Bit by bit, we got items unpacked as we needed them but it was slow going. With me working weekends and Arthur working weekdays, it was difficult to find times where one of us wasn’t completely exhausted or where we could summon up enough motivation to spend the precious little time we got together to deal with extra organizing on top of everyday chores such as keeping the bathrooms cleaned, the kitchen disinfected, or the laundry folded.
A couple of months ago, Arthur asked me why I was living out of a laundry basket of clean, folded clothes, instead of, you know, putting it away. I finally had to make an embarrassing confession: “Because it doesn’t fit in the dressers or the closet.” With my body changing so much during infertility treatments and pregnancies/losses/c-section, I’d acquired clothing that fit at the time as well as pieces I liked.
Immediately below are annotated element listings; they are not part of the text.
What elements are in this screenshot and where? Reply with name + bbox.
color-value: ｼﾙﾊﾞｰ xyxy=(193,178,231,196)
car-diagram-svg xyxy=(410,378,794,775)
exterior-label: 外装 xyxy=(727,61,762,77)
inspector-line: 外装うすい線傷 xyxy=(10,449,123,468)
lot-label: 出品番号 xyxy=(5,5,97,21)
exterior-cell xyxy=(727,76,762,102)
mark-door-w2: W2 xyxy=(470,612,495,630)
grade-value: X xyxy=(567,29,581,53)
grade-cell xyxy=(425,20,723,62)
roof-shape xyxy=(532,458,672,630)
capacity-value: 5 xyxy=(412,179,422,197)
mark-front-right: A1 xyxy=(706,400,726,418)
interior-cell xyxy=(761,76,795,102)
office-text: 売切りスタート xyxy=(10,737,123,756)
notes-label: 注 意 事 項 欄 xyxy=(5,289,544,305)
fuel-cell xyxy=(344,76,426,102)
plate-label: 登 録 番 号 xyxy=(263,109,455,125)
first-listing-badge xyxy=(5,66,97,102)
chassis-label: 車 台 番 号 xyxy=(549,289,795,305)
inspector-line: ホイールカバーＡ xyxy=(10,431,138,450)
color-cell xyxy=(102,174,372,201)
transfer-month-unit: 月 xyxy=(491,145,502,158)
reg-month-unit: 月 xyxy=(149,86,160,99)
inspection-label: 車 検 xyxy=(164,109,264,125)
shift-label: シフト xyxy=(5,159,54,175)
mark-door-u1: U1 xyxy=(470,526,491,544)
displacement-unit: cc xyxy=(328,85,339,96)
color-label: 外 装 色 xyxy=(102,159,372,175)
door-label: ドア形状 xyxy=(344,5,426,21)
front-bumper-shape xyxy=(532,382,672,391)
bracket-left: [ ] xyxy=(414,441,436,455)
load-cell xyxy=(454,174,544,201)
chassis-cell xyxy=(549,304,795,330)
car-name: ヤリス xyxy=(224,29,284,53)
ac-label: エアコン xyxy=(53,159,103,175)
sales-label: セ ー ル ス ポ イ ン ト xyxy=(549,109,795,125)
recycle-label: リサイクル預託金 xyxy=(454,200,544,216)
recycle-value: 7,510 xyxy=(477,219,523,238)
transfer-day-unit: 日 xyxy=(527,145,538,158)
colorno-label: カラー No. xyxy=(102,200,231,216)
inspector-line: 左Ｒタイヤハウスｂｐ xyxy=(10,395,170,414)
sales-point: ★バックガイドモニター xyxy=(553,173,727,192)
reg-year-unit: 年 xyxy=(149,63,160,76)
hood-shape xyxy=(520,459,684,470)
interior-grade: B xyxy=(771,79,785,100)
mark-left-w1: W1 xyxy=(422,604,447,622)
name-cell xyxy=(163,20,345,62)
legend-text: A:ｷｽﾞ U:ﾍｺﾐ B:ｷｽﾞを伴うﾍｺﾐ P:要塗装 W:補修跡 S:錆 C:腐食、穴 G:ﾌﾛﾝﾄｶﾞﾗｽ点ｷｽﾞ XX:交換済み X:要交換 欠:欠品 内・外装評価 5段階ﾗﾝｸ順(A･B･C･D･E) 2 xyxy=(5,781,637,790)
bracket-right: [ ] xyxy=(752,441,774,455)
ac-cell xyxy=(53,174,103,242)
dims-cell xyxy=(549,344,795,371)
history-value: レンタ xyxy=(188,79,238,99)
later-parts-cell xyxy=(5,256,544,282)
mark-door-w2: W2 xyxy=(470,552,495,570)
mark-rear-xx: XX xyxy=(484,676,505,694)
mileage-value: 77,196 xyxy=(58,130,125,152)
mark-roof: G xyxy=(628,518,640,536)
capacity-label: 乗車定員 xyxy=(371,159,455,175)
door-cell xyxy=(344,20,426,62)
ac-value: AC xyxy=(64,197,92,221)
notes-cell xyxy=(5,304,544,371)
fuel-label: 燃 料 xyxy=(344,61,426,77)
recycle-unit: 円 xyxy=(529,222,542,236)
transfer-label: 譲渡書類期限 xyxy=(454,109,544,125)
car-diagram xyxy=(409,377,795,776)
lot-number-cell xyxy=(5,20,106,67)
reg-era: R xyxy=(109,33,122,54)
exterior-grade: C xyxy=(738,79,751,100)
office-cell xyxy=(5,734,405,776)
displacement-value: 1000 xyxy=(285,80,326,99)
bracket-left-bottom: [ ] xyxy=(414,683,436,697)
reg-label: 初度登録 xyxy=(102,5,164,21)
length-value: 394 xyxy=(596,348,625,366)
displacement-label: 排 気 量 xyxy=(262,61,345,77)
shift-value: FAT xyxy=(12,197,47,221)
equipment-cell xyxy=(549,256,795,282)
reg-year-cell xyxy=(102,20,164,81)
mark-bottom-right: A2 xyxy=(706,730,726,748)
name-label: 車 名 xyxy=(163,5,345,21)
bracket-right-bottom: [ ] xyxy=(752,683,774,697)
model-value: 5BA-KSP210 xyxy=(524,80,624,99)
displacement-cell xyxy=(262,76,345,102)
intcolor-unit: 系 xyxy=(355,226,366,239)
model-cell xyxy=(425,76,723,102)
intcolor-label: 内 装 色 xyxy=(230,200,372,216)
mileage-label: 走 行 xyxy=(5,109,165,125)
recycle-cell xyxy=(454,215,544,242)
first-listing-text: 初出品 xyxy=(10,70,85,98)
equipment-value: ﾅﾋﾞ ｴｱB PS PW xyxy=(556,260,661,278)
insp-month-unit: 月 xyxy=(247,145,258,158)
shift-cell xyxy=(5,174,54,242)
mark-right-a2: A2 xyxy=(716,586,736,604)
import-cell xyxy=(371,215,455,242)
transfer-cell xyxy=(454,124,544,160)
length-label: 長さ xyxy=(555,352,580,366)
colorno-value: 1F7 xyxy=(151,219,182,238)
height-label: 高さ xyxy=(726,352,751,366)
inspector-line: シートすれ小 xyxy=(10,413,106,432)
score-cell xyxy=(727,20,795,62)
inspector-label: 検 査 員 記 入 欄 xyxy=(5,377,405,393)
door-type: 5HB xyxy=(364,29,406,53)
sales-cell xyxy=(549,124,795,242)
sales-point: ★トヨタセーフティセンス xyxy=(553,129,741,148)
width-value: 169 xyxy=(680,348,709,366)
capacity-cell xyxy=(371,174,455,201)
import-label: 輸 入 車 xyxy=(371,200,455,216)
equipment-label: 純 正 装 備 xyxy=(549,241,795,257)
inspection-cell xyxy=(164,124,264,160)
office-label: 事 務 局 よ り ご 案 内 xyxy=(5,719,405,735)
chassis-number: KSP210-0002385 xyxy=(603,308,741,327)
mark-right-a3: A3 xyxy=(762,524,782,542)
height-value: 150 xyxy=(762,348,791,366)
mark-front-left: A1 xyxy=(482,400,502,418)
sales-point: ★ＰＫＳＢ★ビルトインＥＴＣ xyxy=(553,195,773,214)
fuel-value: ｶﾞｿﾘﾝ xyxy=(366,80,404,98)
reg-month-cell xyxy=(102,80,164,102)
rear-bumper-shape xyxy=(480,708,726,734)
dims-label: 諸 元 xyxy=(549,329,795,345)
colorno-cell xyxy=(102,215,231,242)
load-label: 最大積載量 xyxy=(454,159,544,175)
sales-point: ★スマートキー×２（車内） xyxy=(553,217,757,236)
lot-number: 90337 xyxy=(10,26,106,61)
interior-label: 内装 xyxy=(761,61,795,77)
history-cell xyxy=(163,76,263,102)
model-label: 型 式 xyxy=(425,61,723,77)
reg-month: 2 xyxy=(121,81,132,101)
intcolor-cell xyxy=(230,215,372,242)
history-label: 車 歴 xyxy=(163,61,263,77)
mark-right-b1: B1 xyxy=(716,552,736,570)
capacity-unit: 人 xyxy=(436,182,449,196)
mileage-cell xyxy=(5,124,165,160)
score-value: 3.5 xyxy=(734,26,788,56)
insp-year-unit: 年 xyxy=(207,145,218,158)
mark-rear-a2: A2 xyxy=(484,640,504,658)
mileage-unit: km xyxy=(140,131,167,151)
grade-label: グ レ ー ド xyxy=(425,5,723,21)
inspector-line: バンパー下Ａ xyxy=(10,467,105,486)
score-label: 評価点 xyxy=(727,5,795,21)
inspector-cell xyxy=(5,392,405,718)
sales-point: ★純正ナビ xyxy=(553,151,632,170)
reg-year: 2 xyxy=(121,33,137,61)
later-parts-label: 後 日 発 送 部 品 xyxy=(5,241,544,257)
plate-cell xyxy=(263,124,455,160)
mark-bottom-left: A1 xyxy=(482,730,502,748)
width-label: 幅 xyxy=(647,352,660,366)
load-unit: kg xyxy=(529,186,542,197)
The combination was flowing out of every bit of space we had, much of it in piles on top of the dresser or stuffed in the closet. It wasn’t just me or my clothes, either. It was Arthur’s desk. The dining room still with boxes. The den, which had become the place we put everything that didn’t go anywhere else.
Clearly, we needed help.
My aunt, who had seen our place, offered us a unique Christmas present: a personal organizer to get the place feeling a bit more like home. I didn’t know people who did this for a living even existed, but she found us some numbers, I called, and the organizer came a couple of weeks ago.
It’s a humbling moment to show someone your mess and admit just how out of control the stuff had gotten. Of course, we had done none of the normal minimizing before we moved. We’d spent nearly ten years in our former home, and all of our furniture had been bought with that space in mind, so it didn’t quite fit in the new space.
The organizer started by having us clean up the bookshelves. Then Arthur and I got the bit between our teeth, energized by having accomplished a small task, and tackled the bedroom ourselves. I went through my clothing mercilessly, getting rid of everything that didn’t quite fit, that I liked the “idea” of but that never truly looked right on me, and anything I didn’t wear. I listed what was saleable on an auction site, threw out some things, and sent the rest to a thrift shop. Arthur did the same. Between us, we sent seven large reusable bags to the thrift shop and I’m pretty sure I wound up cleaning out about half of what I owned. We rearranged the furniture. By the end of the day, all of our clothing fitted in the allotted space, laundry actually got put away, and we had the bedroom arranged to maximize the space.
Yesterday, the organizer came and we went through part of the den, dealt with most of the living room, and started a small bit of the dining room. It was very helpful to have someone working alongside us, keeping us on task. I know I would have stalled out in the living room especially – I hate dealing with papers, and the living room had become a morass of medical paperwork over the last several months. The organizer helped us get it under control. We threw out so much stuff from old papers to ancient magazines and sent another three bags/boxes to the thrift shop.
Arthur and I now have a few more small things to work on, and then the organizer will come back to help us continue with the big projects. While I don’t know that I’m ever going to reach my goal of being constantly neat, I think a house that’s well organized with a place for everything and properly minimized will help immensely.
And hey, it took me over 2 years to enjoy running…maybe in a couple of years, this will become better as well.